A special edition of the Journal of Structural Biology has been published with the theme "Combining computational modeling with sparse and low-resolution data." The special edition includes an article reviewing the first applications of the MDFF method, providing also an assessment of the accuracy of MDFF models.
Applications of the molecular dynamics flexible fitting method.
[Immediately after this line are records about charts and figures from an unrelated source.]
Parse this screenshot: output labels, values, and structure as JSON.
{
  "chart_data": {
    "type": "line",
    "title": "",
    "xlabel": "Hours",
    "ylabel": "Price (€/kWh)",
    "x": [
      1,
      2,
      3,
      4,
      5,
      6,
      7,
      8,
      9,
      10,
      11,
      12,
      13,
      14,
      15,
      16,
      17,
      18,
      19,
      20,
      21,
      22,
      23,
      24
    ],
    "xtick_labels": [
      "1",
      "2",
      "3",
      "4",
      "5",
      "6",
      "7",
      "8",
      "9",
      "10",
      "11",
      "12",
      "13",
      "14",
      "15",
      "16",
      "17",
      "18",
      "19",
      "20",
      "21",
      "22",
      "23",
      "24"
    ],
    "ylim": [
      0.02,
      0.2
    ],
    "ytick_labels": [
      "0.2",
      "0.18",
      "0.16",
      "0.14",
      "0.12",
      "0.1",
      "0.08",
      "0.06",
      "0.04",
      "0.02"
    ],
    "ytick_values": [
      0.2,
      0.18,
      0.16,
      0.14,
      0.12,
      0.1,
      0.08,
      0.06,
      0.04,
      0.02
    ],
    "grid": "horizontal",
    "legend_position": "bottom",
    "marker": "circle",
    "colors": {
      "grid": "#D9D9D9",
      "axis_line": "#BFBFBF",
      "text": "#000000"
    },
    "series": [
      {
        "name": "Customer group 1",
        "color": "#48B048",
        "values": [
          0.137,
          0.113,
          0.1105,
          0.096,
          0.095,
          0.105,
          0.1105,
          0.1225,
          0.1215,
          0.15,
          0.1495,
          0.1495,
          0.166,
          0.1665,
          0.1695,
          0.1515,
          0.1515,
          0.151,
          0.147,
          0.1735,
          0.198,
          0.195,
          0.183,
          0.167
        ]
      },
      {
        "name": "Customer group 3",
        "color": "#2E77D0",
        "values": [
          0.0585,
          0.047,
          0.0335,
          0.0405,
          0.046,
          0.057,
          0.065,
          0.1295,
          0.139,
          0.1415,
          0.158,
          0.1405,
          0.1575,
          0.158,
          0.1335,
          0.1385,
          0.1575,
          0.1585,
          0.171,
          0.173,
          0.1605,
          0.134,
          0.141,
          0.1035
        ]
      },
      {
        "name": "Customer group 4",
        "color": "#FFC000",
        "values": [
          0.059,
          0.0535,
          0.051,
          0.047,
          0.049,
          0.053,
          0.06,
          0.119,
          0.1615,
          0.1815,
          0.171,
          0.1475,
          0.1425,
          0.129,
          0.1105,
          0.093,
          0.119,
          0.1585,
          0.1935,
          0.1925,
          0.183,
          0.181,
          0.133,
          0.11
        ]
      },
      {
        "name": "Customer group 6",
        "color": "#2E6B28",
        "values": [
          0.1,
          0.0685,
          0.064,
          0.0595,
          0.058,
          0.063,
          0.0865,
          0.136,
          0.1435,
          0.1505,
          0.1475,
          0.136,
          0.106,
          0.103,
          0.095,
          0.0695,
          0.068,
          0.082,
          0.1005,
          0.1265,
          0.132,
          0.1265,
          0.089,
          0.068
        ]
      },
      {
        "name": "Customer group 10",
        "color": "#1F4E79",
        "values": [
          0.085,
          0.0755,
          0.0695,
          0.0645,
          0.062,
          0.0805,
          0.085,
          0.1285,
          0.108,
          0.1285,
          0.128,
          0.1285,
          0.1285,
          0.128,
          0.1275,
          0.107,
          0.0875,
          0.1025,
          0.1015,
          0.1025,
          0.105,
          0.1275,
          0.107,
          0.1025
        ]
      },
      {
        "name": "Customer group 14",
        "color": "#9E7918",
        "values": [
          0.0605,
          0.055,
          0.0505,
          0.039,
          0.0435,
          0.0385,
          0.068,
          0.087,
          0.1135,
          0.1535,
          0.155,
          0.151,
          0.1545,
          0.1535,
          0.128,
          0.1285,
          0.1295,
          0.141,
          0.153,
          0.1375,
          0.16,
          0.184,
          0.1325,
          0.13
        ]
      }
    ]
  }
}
Leonardo G. Trabuco, Eduard Schreiner, James Gumbart, Jen Hsin, Elizabeth Villa, and Klaus Schulten. J. Struct. Biol., 173, 420-427, 2011.
In recent years, cryo-electron microscopy (cryo-EM) has established itself as a key method in structural biology, permitting the structural characterization of large biomolecular complexes in various functional states. The data obtained through single-particle cryo-EM has recently seen a leap in resolution thanks to landmark advances in experimental and computational techniques, resulting in sub-nanometer resolution structures being obtained routinely. The remaining gap between these data and revealing the mechanisms of molecular function can be closed through hybrid modeling tools that incorporate known atomic structures into the cryo-EM data. One such tool, molecular dynamics flexible fitting (MDFF), uses molecular dynamics simulations to combine structures from X-ray crystallography with cryo-EM density maps to derive atomic models of large biomolecular complexes. The structures furnished by MDFF can be used subsequently in computational investigations aimed at revealing the dynamics of the complexes under study. In the present work, recent applications of MDFF are presented, including the interpretation of cryo-EM data of the ribosome at different stages of translation and the structure of a membrane-curvature-inducing photosynthetic complex.